Disruption è uno di quei termini (opachi) che ultimamente un po’ tutti amano usare, da queste parti (queste parti = blog tecnologici), spesso senza averlo compreso a fondo e per questo finendo con l’interpretarlo un po’ a piacimento, allargandone il significato fino al punto che non significa più nulla. Deve la sua popolarità a The Innovator’s Dilemma, saggio del 1997 di Clayton Christensen (professore alla Harvard Business School).
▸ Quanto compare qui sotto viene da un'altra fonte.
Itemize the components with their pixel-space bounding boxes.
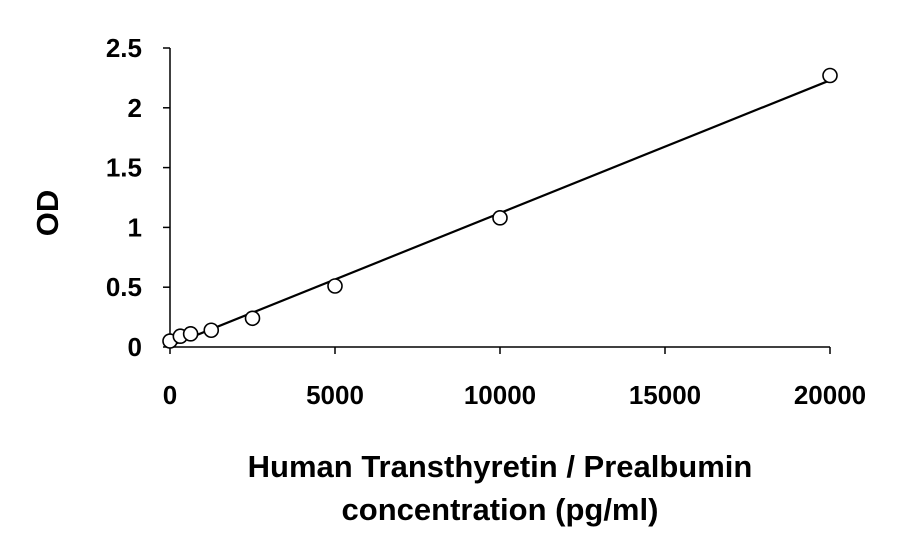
data-point [203,322,220,339]
x-tick-label: 10000 [464,380,536,410]
x-tick-label: 5000 [306,380,364,410]
data-point [244,310,261,327]
data-point [492,210,508,226]
data-point [822,67,838,84]
y-axis-ticks: 0 0.5 1 1.5 2 2.5 [106,33,170,362]
y-tick-label: 0 [128,332,142,362]
y-tick-label: 2.5 [106,33,142,63]
data-point [182,326,199,342]
y-tick-label: 1 [128,212,142,242]
x-tick-label: 0 [163,380,177,410]
x-axis-title-line-1: Human Transthyretin / Prealbumin [248,449,753,484]
x-tick-label: 15000 [629,380,701,410]
axes [169,48,830,348]
y-tick-label: 1.5 [106,153,142,183]
y-axis-title: OD [30,190,65,237]
y-tick-label: 2 [128,93,142,123]
data-points [162,67,838,349]
data-point [327,278,343,294]
y-tick-label: 0.5 [106,272,142,302]
x-tick-label: 20000 [794,380,866,410]
x-axis-ticks: 0 5000 10000 15000 20000 [163,347,866,410]
x-axis-title-line-2: concentration (pg/ml) [342,492,659,527]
Techcrunch, che probabilmente a sua volta si è stufato di vederlo usare impropriamente, ne ha spiegato il significato:

In breve, un prodotto “disruptivo” serve un mercato che prima non poteva essere servito — una new-market disruption — oppure offre una alternativa più semplice, economica e conveniente a un prodotto preesistente — una low-end disruption. L’azienda che detiene il monopolio di questo mercato troverà quasi impossibile rispondere a un prodotto disruptivo. In una new-market disruption i consumatori non serviti erano tali precisamente perché non era redditizio servirli, dato il business model dell’azienda dominante. In una low-end disruption i consumatori perduti non erano redditizi per i leader del mercato, che quindi sarà felice di perderli. Da qui, il dilemma dell’innovatore: i leader storici di un mercato ignorato il nuovo prodotto perché non è economicamente vantaggioso per loro, ma la loro quiescenza può portare più tardi a un declino.